Pun sekertaris Kim yang hanya bisa menggeleng-gelengkan kepalanya, keringat tampak bercucuran di wajahnya akibat melerai wanita-wanita yang menyerbuh Dev di parkiran tadi. Ah sungguh sangat melelahkan.


"Sekertaris Kim, kenapa kau membawa Mr. Dev ke sini? Kenapa dia mau menemui Mrs. Belinda?!"


"Saya juga tidak tahu nona. Mr. Dev yang tiba-tiba ingin ke sini."


"Lalu kenapa kau menurutinya? Bagaimana jika orang-orang tahu tentang hubungan kami? Bahkan dosen---."


"Mereka sudah tahu." jawab sekertaris Kim.


"Ha?"


"Scorsing nona Agya diperpendek menjadi satu minggu karena campur tangan Mr. Dev. Nona juga tak perlu membayar sanksi karena Mr. Dev telah melunasinya. Mr. Dev bahkan sudah mengakui nona Agya sebagai istrnya di hadapan staf jurusan dan para dosen nona Agya seminggu yang lalu."


"Apa?

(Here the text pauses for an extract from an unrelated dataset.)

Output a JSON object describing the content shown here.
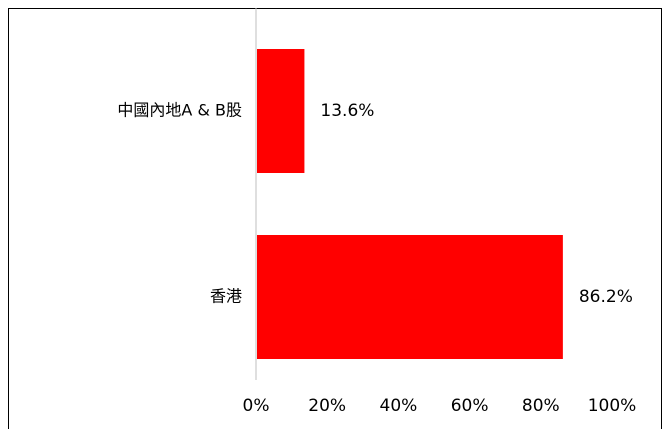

Ah rasanya aku ingin menghilang sekarang. Lalu kenapa dia ke sini lagi? Apa tujuannya menemui Mrs. Belinda?" Agya semakin frustasi kini, ia menepuk-nepuk jidatnya. Tak tahu harus bertindak seperti apa, semuanya terjadi begitu mendadak.


"Tenanglah nona, mungkin Mr. Dev hanya akan memberi sedikit pelajaran untuk Mrs. Belinda."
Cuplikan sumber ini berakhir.